Off-Air: Episode 1

I just had a conversation with a dear friend of mine. She called to talk about the episode 40AF released yesterday on polyamory. She was honest and told me that it could have been more impactful. She was very thoughtful in her approach, but she basically said that this show left a lot on the table. Ouch. That is not what I was hoping to hear, but she was right. The interviewee and the topic deserved more depth, more research, more vulnerability. I directed it to stay on the surface. Thankfully, my friend also allowed me the space and support to introspect. Why wasn’t I able to be vulnerable?

I realized this: I didn’t dig deep with this episode because I am not comfortable with my sexuality. I am not comfortable with my body. Not to say that I don’t know who I am or I hate how I look, but I don’t know how to be free in these ways.

It reminded me of another 40AF episode as well, “Barbie That Bitch.” Because I am not comfortable with own body (still, fucking still!) I couldn’t really talk about it. I was afraid of letting anyone see that side of me because of what they might think.

This fear has kept me from opening up and being who I am. Where does that fear come from? Fear of failure doesn’t fit. I have already succeeded because people have told me certain episodes have changed their lives. Fear of rejection, however, is on target. I have never felt like I fit in and I was still trying to. I’ve been overwhelmed for awhile with outside noise seeping through the cracks.

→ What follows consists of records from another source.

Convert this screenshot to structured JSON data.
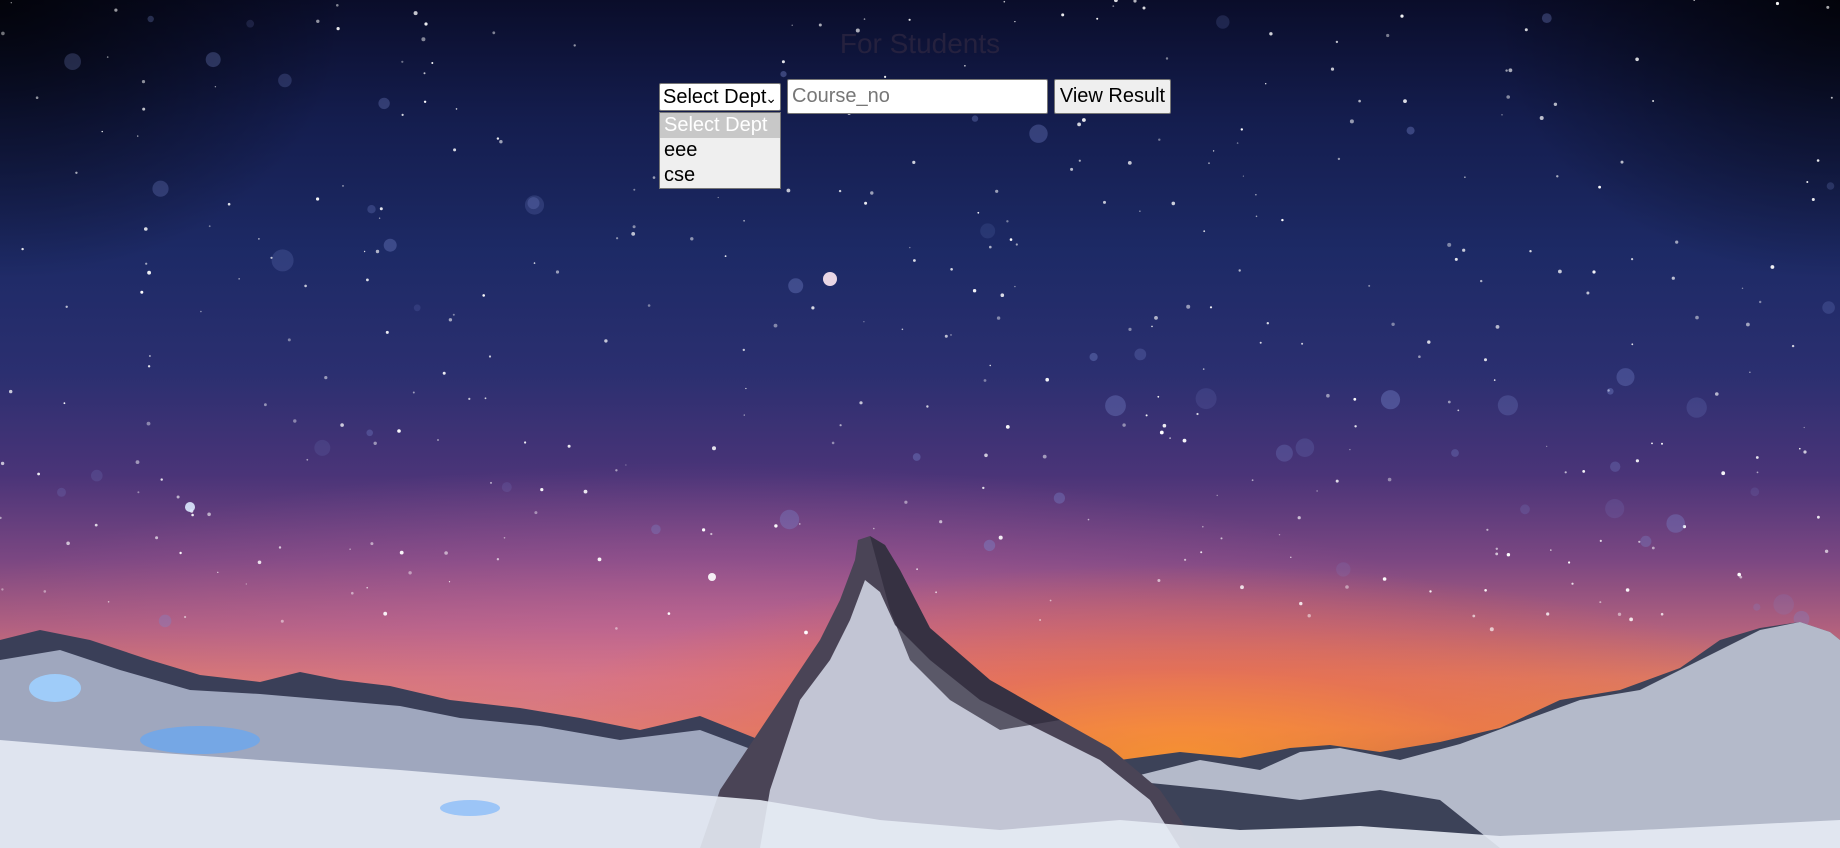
{
  "page": {
    "heading": "For Students"
  },
  "form": {
    "dept_select": {
      "selected": "Select Dept",
      "options": [
        "Select Dept",
        "eee",
        "cse"
      ]
    },
    "course_input": {
      "placeholder": "Course_no",
      "value": ""
    },
    "submit_label": "View Result"
  },
  "icons": {
    "select_chevron": "chevron-down-icon"
  },
  "colors": {
    "sky_top": "#0a0d2a",
    "horizon_glow": "#e38a55",
    "snow": "#dfe5f0"
  }
}
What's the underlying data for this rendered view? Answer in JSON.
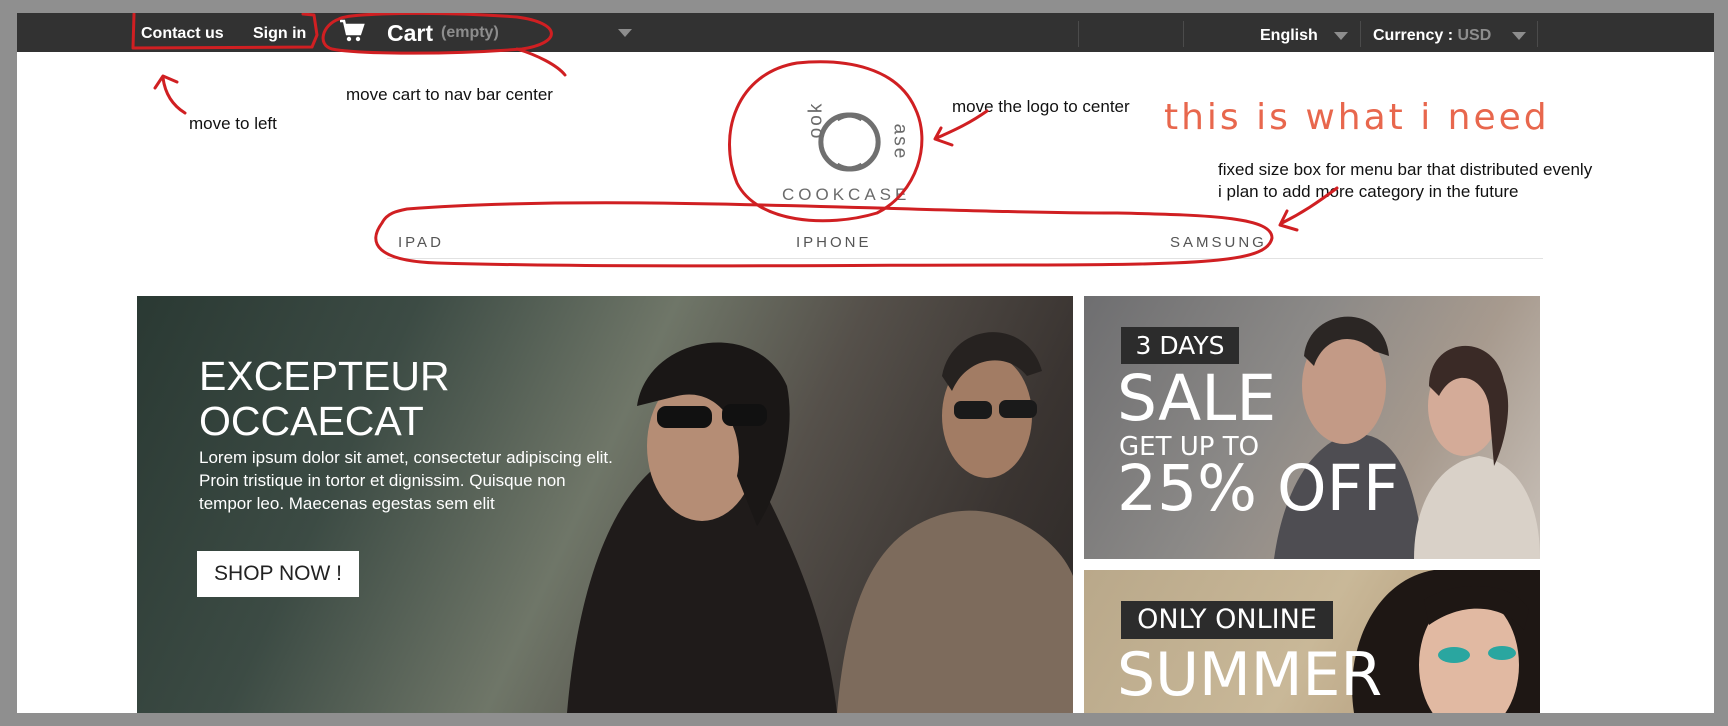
{
  "topbar": {
    "contact_label": "Contact us",
    "signin_label": "Sign in",
    "cart_label": "Cart",
    "cart_status": "(empty)",
    "language_label": "English",
    "currency_label": "Currency :",
    "currency_value": "USD"
  },
  "annotations": {
    "move_left": "move to left",
    "move_cart": "move cart to nav bar center",
    "move_logo": "move the logo to center",
    "what_i_need": "this is what i need",
    "fixed_box_line1": "fixed size box for menu bar that distributed evenly",
    "fixed_box_line2": "i plan to add more category in the future"
  },
  "logo": {
    "text": "COOKCASE",
    "left_word": "ook",
    "right_word": "ase"
  },
  "menu": {
    "categories": [
      "IPAD",
      "IPHONE",
      "SAMSUNG"
    ]
  },
  "hero": {
    "title_line1": "EXCEPTEUR",
    "title_line2": "OCCAECAT",
    "body": "Lorem ipsum dolor sit amet, consectetur adipiscing elit. Proin tristique in tortor et dignissim. Quisque non tempor leo. Maecenas egestas sem elit",
    "button_label": "SHOP NOW !"
  },
  "sale_banner": {
    "tag": "3 DAYS",
    "headline": "SALE",
    "sub": "GET UP TO",
    "discount": "25% OFF"
  },
  "summer_banner": {
    "tag": "ONLY ONLINE",
    "headline": "SUMMER"
  },
  "colors": {
    "topbar": "#323232",
    "annotation_red": "#d01f22",
    "need_text": "#e8674d"
  }
}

I really feel that we all need to own our lives, but the truth is, being 40 As Fuck isn’t a constant state. It is okay to ebb and flow as long as you continue to move forward.

If you have listened to 40AF, you know Marie, Nathan and I talk a lot about surrounding yourself with your tribe. This is why I was able to listen to my friend’s honesty and not take it as criticism, but as love. Her honesty pushed me to grow.

I am fortunate to have people like this in my life. Those that believe in me even when I don’t feel good enough for their support. Those that love me when I can’t remember who I am. I am eternally grateful.

On behalf of the 40AF team, we thank you for your continued support. We are looking forward to growing with you.